Depois confira o resto com a portaria ou com o síndico: em muitos prédios existe horário permitido para retirada de volumoso, exigência de proteger o elevador e regra sobre deixar coisa na calçada. Descobrir isso antes evita marcar um carreto que não consegue trabalhar. Uma foto do móvel com a fita métrica aparecendo ajuda muito nas conversas seguintes.

As saídas possíveis, da mais leve para a mais trabalhosa

A primeira e melhor é alguém buscar. Quando quem leva se responsabiliza pelo transporte, o problema inteiro sai da sua mão. Vale para conhecido, para comprador e para instituição que tenha caminhão.

A segunda é o carreto do bairro, aquele serviço de frete pequeno com caminhonete, que costuma cobrar por viagem e resolve um ou dois móveis em uma tarde. A terceira é aproveitar um caminhão de mudança que já esteja indo à sua casa por outro motivo. A quarta é o descarte de volumosos ou cata-treco da prefeitura, que existe em muitas cidades com dia e ponto definidos. Vale avisar: as regras mudam de cidade para cidade, então confira no site da prefeitura como funciona no seu endereço antes de colocar qualquer coisa na calçada.

Vender móvel é vender a retirada junto

Anúncio de móvel funciona melhor quando deixa a logística explícita. Escreva as medidas, diga o andar, informe se tem elevador e deixe claro que a retirada é por conta de quem compra. Isso filtra as conversas e evita a desistência de última hora, que é o que mais atrasa esse tipo de venda.

OLX e Facebook Marketplace são os canais naturais para móvel, e o grupo de WhatsApp do prédio ou do bairro resolve surpreendentemente bem — quem mora perto não precisa de transporte grande. Fotos com o móvel limpo, de frente e de lado, com a luz do dia, mudam completamente a velocidade da resposta. E vale combinar consigo mesmo uma data limite: se em algumas semanas não vendeu, o item segue para doação ou descarte, porque um móvel esperando comprador continua ocupando o mesmo espaço de antes.

Doar dá certo quando você telefona primeiro

Instituições recebem móvel, mas quase nunca recebem qualquer móvel a qualquer hora. Paróquia, centro espírita, ONG de bairro, casa de acolhimento, bazar beneficente e projetos que montam casa para famílias em recomeço são caminhos comuns.

Ligue antes e faça três perguntas objetivas: vocês recebem esse tipo de móvel, vocês buscam, e em que dias. Também é honesto descrever o estado real, incluindo mancha, perna bamba ou espuma cansada. Uma doação que chega quebrada vira problema de descarte para quem recebeu, e isso é pior do que não doar.

Cupim, mofo e o que não deve circular

Móvel de madeira guardado em lugar úmido pode estar com cupim ou bolor, e isso não é detalhe.

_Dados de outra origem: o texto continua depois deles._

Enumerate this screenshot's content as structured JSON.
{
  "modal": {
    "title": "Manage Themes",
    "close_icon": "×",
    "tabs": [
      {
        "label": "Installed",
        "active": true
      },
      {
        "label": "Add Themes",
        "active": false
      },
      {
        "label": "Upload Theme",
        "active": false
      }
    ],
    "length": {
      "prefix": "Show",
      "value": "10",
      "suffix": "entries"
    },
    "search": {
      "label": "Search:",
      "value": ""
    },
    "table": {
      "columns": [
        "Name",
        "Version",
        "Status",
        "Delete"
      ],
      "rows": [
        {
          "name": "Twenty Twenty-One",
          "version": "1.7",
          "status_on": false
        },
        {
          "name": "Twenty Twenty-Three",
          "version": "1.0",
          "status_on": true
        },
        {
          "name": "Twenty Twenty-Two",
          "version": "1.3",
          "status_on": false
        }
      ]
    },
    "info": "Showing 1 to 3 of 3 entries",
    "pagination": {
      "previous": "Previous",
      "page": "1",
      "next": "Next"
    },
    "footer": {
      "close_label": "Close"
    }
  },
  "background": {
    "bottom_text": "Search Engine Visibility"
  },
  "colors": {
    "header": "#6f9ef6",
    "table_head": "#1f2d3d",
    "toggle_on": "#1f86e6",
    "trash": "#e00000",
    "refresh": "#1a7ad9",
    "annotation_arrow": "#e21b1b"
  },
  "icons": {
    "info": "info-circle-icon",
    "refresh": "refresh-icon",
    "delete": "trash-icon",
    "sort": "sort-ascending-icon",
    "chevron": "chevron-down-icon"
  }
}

Vire a peça e olhe as partes que ninguém olha: fundo, base, atrás das gavetas. Serragem fina acumulada, furinhos alinhados e madeira que cede à unha são sinais conhecidos.

Um móvel nesse estado não deve ser doado nem vendido, e também não deve ser guardado perto de outros móveis dentro de casa. Nesse caso o caminho é o descarte, e vale perguntar na prefeitura o procedimento indicado, porque em algumas cidades há orientação específica para esse tipo de material.

Desmontar muda o tamanho do problema

Guarda-roupa, estante e cama modulares costumam sair inteiros pela porta em pedaços, mesmo quando não saem montados. Uma chave de fenda e um saquinho para os parafusos resolvem o que parecia impossível.

Duas precauções: fotografe cada etapa antes de soltar as peças, e amarre as partes em pacotes que uma pessoa consiga carregar. Se a ideia é doar ou vender desmontado, avise no anúncio — muita gente prefere assim justamente porque cabe no carro.

E o móvel que vai ficar

Nem tudo precisa sair. Se um móvel fica, dê a ele uma função declarada em voz alta, mesmo que modesta: essa cômoda guarda roupa de cama, essa estante recebe as caixas de ferramenta. Móvel sem função vira superfície de acúmulo em poucas semanas.

E se ele fica porque a decisão ainda não amadureceu, tudo bem também. Escreva a data em um pedaço de fita colado atrás, com uma frase curta sobre o que você espera que aconteça até lá. Quando a data chegar, você vai estar decidindo com informação, e não no meio de um dia cansado.